Dodson’s attorney, Paul Ackourey said his client had returned $100,000 of the funds and fully intended to pay the rest, identified by District Attorney Jeff Mitchell as $193,951.34.
Ackourey said that Dodson led “a good and wholesome life up to the time of this situation” with no previous criminal record, and “what happened was an aberration.”
The attorney said that since his arrest more than a year ago, Dodson sought psychiatric help related to the incident and he had no intention ever to realize material gain, “but was acting out passive, aggressive behavior,” directed at his employer, Gateway Ford, of Tunkhannock.
Judge Seamans said, “You mean your client doesn’t have to work for a living?”
Ackourey said, “No, I’m not saying that as an excuse but trying to offer an explanation.”
Dodson initially faced 104 charges of forgery for checks written between Feb. 3, 2010, and June 3, 2013, of this year.

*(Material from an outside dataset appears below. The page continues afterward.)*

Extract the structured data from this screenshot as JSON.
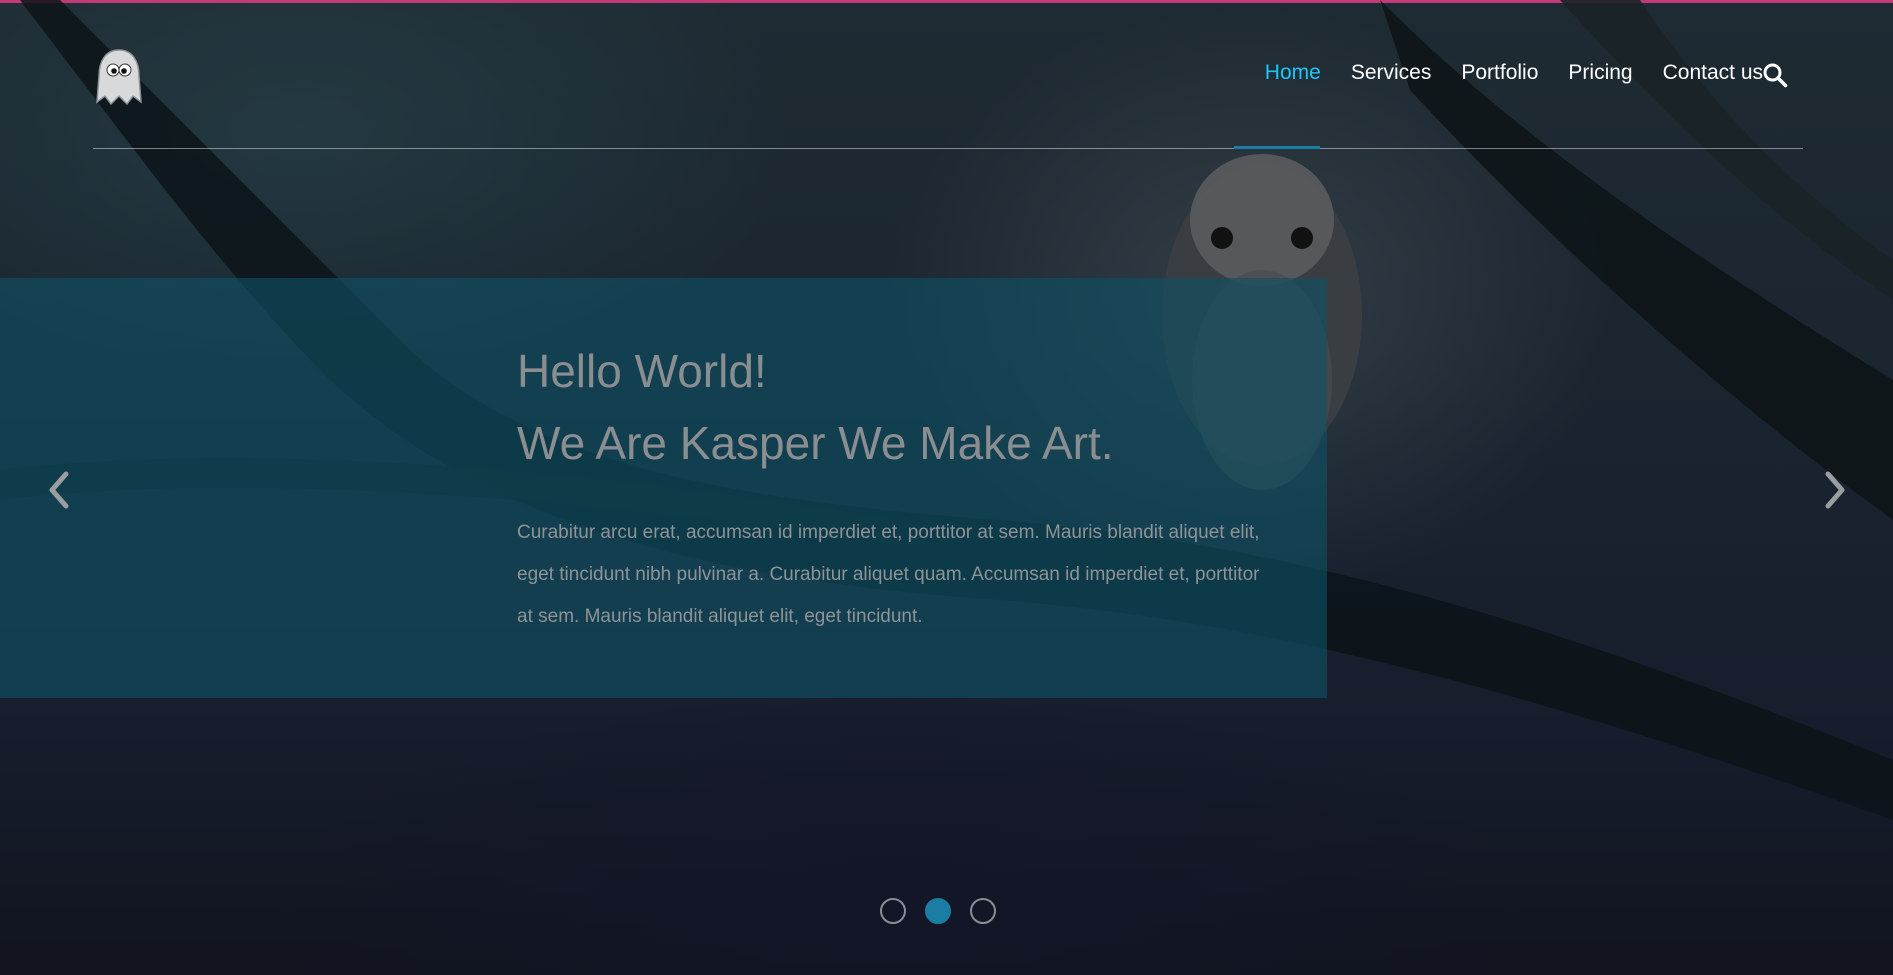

Under a guilty plea agreement, hammered out in November, DA Mitchell said Dodson only faced one felony count of forgery.
On Friday, Mitchell said Dodson was cooperative and clearly intended to pay the remaining money back and didn’t think that jail time would necessarily serve any useful purpose.

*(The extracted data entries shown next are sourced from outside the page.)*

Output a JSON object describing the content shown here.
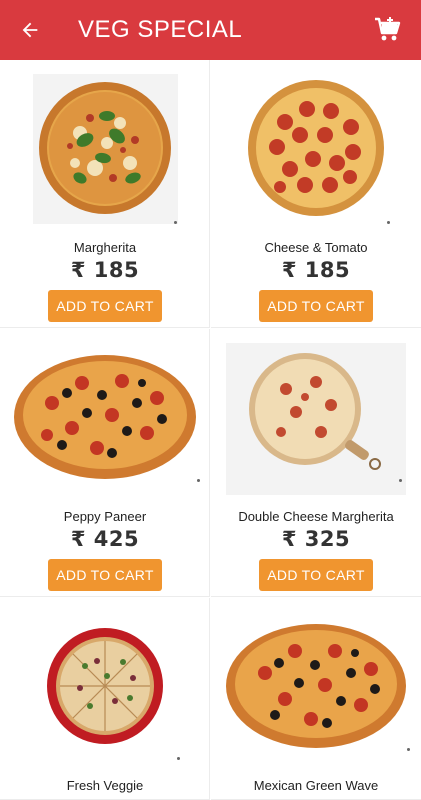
{
  "header": {
    "title": "VEG SPECIAL",
    "back_icon": "arrow-left-icon",
    "cart_icon": "shopping-cart-icon",
    "bar_color": "#d93a3f"
  },
  "accent_color": "#f0952f",
  "products": [
    {
      "name": "Margherita",
      "price": "₹ 185",
      "button": "ADD TO CART",
      "pizza_style": "margherita"
    },
    {
      "name": "Cheese & Tomato",
      "price": "₹ 185",
      "button": "ADD TO CART",
      "pizza_style": "pepperoni"
    },
    {
      "name": "Peppy Paneer",
      "price": "₹ 425",
      "button": "ADD TO CART",
      "pizza_style": "olive-pepper"
    },
    {
      "name": "Double Cheese Margherita",
      "price": "₹ 325",
      "button": "ADD TO CART",
      "pizza_style": "board"
    },
    {
      "name": "Fresh Veggie",
      "price": "",
      "button": "",
      "pizza_style": "veggie-plate"
    },
    {
      "name": "Mexican Green Wave",
      "price": "",
      "button": "",
      "pizza_style": "olive-pepper"
    }
  ]
}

Judge Seamans noted that under his guilty plea agreement Dodson faced a maximum penalty of seven years in state prison as well as a $15,000 fine, and underscored that he never faced a defendant who took the amount of money that Dodson did and not face some incarceration.
He said the worst part of the case is what you did to your employer.
Seamans asked, “If you weren’t happy, why didn’t you just quit?”
In handing down the four years probation sentence with a $1,000 fine, he filed an order to transfer probation responsibility to Northumberland County.
He told Dodson that if he did not follow the terms of his probation he could still face the maximum incarceration time.
The alleged forgeries occurred while Dodson had worked as controller/bookkeeper for Gateway Ford.
From July 2011 to June 2013, he also served as lay minister of the Bethel United Methodist Church in Falls Twp., Wyoming County.